2. Calculating Time in Years
First, we need to calculate the time in years. Since each day is $\frac{1}{365}$ of a year, the time in years is $\frac{193}{365}$.
3. Calculating the Interest
Next, we calculate the interest owed using the simple interest formula: $I = Prt$, where $P = 5700$, $r = 0.12$, and $t = \frac{193}{365}$. So, $I = 5700 \times 0.12 \times \frac{193}{365}$.
4. Finding the Interest Owed
Calculating the value of I, we get $I = 5700 \times 0.12 \times \frac{193}{365} = 361.67671232876717$. Rounding to the nearest cent, the interest owed is $\$361.68$.
5. Calculating the Total Amount Owed
Now, we calculate the total amount owed after 193 days.
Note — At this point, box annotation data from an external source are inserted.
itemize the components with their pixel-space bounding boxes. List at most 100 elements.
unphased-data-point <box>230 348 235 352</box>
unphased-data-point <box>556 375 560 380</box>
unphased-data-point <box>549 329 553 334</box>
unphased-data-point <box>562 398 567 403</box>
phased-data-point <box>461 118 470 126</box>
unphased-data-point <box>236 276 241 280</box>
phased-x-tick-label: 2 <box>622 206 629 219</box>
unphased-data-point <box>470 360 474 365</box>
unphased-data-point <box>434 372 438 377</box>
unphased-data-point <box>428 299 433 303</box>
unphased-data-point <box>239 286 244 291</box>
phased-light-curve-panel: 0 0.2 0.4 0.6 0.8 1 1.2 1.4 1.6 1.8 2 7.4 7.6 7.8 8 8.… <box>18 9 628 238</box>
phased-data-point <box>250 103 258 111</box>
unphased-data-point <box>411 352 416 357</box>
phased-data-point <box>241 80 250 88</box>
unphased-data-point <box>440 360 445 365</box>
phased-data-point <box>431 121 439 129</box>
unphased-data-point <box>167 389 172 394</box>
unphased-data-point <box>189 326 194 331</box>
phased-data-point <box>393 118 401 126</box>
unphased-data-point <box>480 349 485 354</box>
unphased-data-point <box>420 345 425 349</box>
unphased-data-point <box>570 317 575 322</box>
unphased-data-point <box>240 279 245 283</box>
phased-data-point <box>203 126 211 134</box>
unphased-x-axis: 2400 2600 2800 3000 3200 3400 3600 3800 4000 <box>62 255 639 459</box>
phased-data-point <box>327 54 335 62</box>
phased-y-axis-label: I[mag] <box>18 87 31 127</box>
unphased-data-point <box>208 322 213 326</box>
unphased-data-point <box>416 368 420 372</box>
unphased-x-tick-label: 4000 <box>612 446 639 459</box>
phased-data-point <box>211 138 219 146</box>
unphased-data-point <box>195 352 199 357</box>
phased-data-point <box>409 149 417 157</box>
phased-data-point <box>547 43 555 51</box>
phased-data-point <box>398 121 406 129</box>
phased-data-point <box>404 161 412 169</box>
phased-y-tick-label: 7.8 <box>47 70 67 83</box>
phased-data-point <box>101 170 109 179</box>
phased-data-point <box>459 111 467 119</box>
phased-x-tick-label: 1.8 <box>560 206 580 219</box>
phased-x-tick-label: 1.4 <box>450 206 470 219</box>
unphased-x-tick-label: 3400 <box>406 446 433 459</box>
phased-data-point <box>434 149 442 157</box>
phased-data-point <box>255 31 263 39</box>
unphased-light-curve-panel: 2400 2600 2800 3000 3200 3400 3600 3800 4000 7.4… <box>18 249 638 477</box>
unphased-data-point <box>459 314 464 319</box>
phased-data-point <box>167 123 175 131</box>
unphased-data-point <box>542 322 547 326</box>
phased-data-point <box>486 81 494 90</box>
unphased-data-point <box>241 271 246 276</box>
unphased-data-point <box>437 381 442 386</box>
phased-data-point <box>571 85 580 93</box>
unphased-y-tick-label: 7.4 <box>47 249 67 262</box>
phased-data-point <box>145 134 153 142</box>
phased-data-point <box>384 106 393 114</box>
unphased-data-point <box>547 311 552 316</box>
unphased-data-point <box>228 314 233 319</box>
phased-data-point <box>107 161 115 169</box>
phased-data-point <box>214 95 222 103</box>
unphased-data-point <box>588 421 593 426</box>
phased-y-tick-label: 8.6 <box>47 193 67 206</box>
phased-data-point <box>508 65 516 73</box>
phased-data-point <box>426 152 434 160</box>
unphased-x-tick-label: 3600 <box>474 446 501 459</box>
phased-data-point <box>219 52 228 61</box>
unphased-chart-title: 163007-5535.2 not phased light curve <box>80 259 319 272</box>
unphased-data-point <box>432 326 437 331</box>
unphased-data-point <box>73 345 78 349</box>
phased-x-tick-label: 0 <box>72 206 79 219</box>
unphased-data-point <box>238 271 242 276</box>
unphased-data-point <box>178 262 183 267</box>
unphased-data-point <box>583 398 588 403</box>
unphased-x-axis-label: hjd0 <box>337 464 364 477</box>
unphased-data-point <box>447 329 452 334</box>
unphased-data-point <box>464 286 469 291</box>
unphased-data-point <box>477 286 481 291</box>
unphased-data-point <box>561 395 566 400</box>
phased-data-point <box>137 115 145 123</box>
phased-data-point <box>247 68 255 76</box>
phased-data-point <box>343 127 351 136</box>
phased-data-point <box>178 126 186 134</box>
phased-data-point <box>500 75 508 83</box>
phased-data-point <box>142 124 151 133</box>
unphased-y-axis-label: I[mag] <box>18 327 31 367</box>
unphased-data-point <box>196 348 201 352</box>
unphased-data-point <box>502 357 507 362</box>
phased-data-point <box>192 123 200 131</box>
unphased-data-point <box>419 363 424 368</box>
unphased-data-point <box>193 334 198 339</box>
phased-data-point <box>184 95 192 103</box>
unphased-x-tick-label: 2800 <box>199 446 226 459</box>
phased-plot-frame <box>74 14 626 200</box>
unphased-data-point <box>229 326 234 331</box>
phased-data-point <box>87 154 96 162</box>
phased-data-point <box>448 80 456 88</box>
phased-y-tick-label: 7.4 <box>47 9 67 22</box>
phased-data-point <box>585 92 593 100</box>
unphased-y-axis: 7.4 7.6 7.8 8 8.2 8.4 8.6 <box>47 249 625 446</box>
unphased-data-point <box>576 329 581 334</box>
The total amount owed is the principal plus the interest: $A = P + I$, where $P = 5700$ and $I = 361.68$. So, $A = 5700 + 361.68$.
6. Finding the Total Amount Owed
Calculating the value of A, we get $A = 5700 + 361.68 = 6061.676712328767$. Rounding to the nearest cent, the total amount owed is $\$6061.68$.
7. Final Answer
Therefore, the interest owed after 193 days is $\$361.68$, and the total amount owed after 193 days is $\$6061.68$.
### Examples
Understanding simple interest is crucial in many real-life financial situations. For instance, when you take out a loan for a car or a house, the lender will charge interest on the principal amount. Knowing how to calculate simple interest helps you determine the total cost of borrowing and allows you to compare different loan options. It's also applicable in savings accounts where you earn interest on your deposits, helping you understand how your savings grow over time.